When you get down to the fundamentals, it’s simple truth. Yet all too often we don’t acknowledge it. You cannot give what you do not have. For example, I cannot give you a horse, or the moon, or one million dollars. I might want to give you one of those things, or maybe even all three of them, but I can’t. My wanting to and your desire for me to give them to you cannot override the fact that I don’t have those things to give. No matter how much I want to. No matter how much you want them. Neither of us can change the fact that since I don’t have them, I cannot give them.

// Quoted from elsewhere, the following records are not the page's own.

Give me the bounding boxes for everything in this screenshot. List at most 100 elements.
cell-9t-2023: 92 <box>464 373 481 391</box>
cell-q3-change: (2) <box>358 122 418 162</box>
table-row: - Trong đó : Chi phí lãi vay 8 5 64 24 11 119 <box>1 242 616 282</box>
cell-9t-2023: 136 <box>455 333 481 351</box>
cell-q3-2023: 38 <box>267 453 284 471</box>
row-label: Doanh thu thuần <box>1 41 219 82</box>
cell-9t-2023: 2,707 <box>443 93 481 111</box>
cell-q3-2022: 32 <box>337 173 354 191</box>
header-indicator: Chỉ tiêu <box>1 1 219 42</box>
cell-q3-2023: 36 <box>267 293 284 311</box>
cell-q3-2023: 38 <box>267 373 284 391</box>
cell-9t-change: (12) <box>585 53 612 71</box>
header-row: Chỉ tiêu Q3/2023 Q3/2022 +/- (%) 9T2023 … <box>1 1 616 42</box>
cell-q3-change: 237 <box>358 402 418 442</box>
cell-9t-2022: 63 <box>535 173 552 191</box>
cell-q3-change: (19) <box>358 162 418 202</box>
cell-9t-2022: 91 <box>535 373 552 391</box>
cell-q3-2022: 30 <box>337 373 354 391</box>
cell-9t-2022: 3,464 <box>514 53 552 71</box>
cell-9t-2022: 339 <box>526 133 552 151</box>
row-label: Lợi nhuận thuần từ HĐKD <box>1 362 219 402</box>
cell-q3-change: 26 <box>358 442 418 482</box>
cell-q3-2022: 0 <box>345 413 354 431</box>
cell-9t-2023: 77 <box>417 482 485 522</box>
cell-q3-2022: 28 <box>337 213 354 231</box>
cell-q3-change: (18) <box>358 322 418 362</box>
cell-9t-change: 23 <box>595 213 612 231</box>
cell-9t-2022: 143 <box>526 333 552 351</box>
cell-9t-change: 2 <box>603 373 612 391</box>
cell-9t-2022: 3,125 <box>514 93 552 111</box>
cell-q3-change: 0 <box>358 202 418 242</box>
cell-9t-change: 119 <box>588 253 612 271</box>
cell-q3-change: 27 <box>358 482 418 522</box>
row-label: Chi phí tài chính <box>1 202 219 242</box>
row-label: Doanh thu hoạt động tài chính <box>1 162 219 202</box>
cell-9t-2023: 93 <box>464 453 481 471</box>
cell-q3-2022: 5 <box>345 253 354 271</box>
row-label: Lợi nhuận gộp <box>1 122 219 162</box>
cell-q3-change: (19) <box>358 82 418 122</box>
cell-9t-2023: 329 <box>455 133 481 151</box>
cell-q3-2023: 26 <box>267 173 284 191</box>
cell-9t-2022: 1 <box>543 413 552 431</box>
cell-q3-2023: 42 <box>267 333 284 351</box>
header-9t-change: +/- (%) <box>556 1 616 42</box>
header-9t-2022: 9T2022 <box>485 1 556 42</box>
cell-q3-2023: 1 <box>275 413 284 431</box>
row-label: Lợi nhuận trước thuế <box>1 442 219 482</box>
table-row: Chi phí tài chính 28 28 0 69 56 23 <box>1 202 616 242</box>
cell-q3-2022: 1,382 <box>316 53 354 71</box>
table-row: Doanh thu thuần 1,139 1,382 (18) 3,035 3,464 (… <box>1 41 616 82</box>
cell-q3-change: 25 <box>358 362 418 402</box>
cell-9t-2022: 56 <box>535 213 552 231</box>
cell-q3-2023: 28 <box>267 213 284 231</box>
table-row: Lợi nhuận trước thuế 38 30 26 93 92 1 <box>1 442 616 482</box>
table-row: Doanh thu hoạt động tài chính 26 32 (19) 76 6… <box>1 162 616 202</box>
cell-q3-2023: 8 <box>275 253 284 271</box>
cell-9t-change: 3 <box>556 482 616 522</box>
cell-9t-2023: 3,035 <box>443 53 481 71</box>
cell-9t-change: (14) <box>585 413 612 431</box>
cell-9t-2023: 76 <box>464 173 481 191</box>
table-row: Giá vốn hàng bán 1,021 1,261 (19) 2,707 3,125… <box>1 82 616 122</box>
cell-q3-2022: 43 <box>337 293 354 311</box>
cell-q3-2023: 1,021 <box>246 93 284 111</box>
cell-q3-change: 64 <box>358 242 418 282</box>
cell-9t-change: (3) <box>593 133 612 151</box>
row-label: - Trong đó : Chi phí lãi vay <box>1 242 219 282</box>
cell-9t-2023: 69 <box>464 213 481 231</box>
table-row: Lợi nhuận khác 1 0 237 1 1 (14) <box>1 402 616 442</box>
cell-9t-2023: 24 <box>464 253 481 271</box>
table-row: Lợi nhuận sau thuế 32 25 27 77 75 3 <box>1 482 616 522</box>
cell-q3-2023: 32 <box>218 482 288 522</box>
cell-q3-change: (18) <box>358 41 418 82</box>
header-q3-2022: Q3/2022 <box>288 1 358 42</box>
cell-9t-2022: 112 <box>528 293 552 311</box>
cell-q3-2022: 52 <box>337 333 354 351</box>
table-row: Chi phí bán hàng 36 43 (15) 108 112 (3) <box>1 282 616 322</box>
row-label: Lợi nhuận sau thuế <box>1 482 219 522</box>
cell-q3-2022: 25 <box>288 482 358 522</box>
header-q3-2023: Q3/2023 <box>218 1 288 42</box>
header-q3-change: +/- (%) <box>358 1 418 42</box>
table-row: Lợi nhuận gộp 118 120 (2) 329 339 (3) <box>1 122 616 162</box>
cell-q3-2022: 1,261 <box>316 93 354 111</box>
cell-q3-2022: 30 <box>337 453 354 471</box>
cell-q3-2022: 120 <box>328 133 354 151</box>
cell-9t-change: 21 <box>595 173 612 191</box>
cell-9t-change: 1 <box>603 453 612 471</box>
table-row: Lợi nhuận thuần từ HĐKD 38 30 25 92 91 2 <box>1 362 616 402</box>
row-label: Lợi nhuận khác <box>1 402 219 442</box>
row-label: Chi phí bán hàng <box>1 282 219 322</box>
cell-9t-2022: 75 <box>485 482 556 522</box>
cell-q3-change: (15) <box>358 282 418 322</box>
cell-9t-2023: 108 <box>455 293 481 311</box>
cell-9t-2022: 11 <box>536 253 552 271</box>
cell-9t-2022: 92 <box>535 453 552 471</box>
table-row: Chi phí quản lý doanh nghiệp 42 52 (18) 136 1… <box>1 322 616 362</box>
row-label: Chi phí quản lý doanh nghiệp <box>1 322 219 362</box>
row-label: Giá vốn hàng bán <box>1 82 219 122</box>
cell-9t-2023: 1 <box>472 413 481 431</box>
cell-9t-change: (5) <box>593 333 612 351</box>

What you Have Not Received
The physical example of things is easy enough to understand, but it works the same with intangibles, like love and forgiveness and grace. You see, I cannot give you what I have not received, what I have not embraced. This is not to say that love, forgiveness, and grace are not available to me. No, they are readily available to everyone through the person of Jesus Christ from God the Father by the power of the Holy Spirit. These three, and others like them, are available, pressed down and running over. In fact, many of us would say that we have accepted and received these from the Father, but if that is so, then why aren’t we walking in them?
Mom, if you’ve accepted and received forgiveness from the Father, extend it to your children. If you’ve received love, give it. If you have experienced forgiveness, extended it to your “That child.” Why do we withhold from them what we’ve been so generously given? Why do we resist sharing what we have in abundance? Why are we stingy with the blessings of God?
I’m going to venture a guess as to why we do this. And my hunch is based on my own experience. I know that I was once an unforgiving and angry mom because I was like the servant. I had a debt of sin that I couldn’t repay. I’d been forgiven, but I didn’t really get it. I didn’t get the enormity of my debt, it’s hideousness in contrast to His holiness, and I didn’t get the power of His forgiveness, the completeness of it, His delight in granting it.
I’d been forgiven, but I hadn’t really received that forgiveness, allowed it to wash over me, to contemplate it’s value or it’s power.
So, when one of my kids did something, when “That child” misbehaved or rebelled, well, I got angry and incensed. They didn’t deserve my forgiveness. I considered it my right to be offended, to hold the offense against them. I didn’t get what I’d been given. Look, if you are finding it hard or maybe even impossible to forgive your children (or anyone else), then I’d suggest that it’s because you aren’t realizing the forgiveness you’ve been given. You can’t give it because you don’t have it. You’re not walking in the Light of His life. If you were, it wouldn’t be so difficult.
Look, when you get what you’ve been forgiven, you cannot help but look for opportunities to forgive. When you get the grace, the gift of salvation given which you neither deserve nor earned, then you cannot help but graciously respond to others. When you glimpse the love that chose to die on Calvary to pay your sin debt, the perfect sacrifice for your ugly, small, secret, overt, denied and deliberate sin, then you look for others to love unconditionally, extravagantly, and persistently. When you get what you’ve been given, you are driven to give it to others. You’re not driven by compulsion. You won’t have an I’ve-got-to-do-this obligation. Instead, you will have an inner desire to share out of the overflow of unearned abundance, abounding blessings, and bountiful gifts. Salvation is yours, but now you want to share it with others.
Mom, do you know this kind of forgiveness, this kind of love, this kind of grace? When did you last consider all that you have been forgiven?